Antichrist An epithet used by St. John alone, here and 22; 1 John 4:3; 2 John 1:7. The word is rightly interpreted by Huther as “not simply the enemy of Christ, but the opposition-Christ; that is, the enemy of Christ who, under the lying guise of Christ, endeavours to destroy the work of Christ.” The fundamental mark of this antichrist St. John twice declares to be the denial that Christ was “flesh,” 1 John 4:3, and 2 John 1:7. And this was based on that assumption of the inherent evil of matter, which forbade marriage among the Gnostics, and which appears at the present day in the celibacy of the pope and his immense army of priests throughout the world, and in the promulgation of the dogma of the immaculate conception of Mary.

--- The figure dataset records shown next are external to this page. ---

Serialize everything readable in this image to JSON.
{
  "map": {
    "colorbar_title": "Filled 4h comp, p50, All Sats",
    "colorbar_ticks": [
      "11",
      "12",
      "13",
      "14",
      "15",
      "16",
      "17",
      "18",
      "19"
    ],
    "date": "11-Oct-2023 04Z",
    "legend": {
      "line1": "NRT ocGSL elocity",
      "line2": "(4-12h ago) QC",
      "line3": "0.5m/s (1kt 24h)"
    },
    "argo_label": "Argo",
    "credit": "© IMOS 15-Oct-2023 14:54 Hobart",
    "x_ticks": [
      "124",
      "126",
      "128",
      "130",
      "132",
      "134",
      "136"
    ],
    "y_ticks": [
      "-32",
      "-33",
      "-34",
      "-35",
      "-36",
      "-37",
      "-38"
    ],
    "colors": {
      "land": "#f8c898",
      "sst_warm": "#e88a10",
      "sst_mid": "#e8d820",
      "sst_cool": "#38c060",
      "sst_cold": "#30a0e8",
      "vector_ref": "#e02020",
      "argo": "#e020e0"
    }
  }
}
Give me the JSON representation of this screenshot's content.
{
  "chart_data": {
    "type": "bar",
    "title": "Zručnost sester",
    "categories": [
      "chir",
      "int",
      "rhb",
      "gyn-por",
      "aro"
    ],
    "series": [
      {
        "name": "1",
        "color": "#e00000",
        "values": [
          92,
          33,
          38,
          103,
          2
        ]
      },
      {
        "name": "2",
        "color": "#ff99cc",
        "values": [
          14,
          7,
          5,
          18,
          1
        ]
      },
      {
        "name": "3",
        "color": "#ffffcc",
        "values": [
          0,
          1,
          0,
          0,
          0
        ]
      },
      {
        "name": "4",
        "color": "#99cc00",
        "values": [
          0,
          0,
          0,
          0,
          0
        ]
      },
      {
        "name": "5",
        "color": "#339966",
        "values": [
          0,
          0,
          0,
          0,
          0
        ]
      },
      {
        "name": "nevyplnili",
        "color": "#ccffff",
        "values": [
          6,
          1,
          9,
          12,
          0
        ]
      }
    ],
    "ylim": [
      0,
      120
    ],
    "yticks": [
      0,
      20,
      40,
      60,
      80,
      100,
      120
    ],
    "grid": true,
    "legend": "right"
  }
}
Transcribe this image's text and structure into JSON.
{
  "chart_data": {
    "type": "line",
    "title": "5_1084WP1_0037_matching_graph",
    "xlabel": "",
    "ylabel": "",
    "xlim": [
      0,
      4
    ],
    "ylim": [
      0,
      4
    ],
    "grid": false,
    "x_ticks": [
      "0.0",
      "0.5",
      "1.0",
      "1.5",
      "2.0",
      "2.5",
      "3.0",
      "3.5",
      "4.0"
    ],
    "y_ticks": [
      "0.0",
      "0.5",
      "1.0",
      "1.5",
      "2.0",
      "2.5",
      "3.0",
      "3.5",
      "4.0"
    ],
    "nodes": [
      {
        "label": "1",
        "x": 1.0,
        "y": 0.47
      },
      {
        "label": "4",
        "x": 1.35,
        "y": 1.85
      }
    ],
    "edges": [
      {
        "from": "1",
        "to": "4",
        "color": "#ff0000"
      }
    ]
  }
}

Huther is clear as to the identity of John’s antichrist with Saint Paul’s. “Rightly have almost all commentators understood that John understands under this enemy the same as Paul describes, 2 Thessalonians 2:3, etc. The points which appear in the picture of Paul, and those in the explanations of John, so coincide and answer to each other that there need be no doubt about it. According to both, the manifestation discloses itself in the Church by an exodus from it; for John says, (1 John 2:19,) the antichrists went out from us, and Paul (1 John 2:3) speaks of a revealed, and a falling away. Both describe him as a God-opposing evil nature. Paul figures him as the man of sin, the lawless: John as the spirit of antichrist, in antithesis to the spirit of God; and says of the antichrists who are animated by him that they are of the world. Both characterize him as a liar who strives to make the lie victorious over the truth. Both represent that he appears in the last time before the second advent of Christ. Then, also, if the name antichrist, ‘ αντιχριστος , is not strictly synonymous with the anti-lying, ο αντικειμονος , yet even this point in Paul’s picture is so significant as to show how striking John’s naming of the enemy is. And when Paul describes the man of sin as showing himself that he is God, he clearly implies that spurious incarnation of God which the very name of antichrist implies.” And we may add, as Huther does not, that as St. Paul (2 Thessalonians 2:2) expressly writes to show that he does not mean that either the man of sin or the day of Christ is really near at hand, so St. John does not mean by his last time and many antichrists that the second advent will be in his day.
Many antichrists last time As the antichrist identifies THE last time, so the many antichrists identify A last time.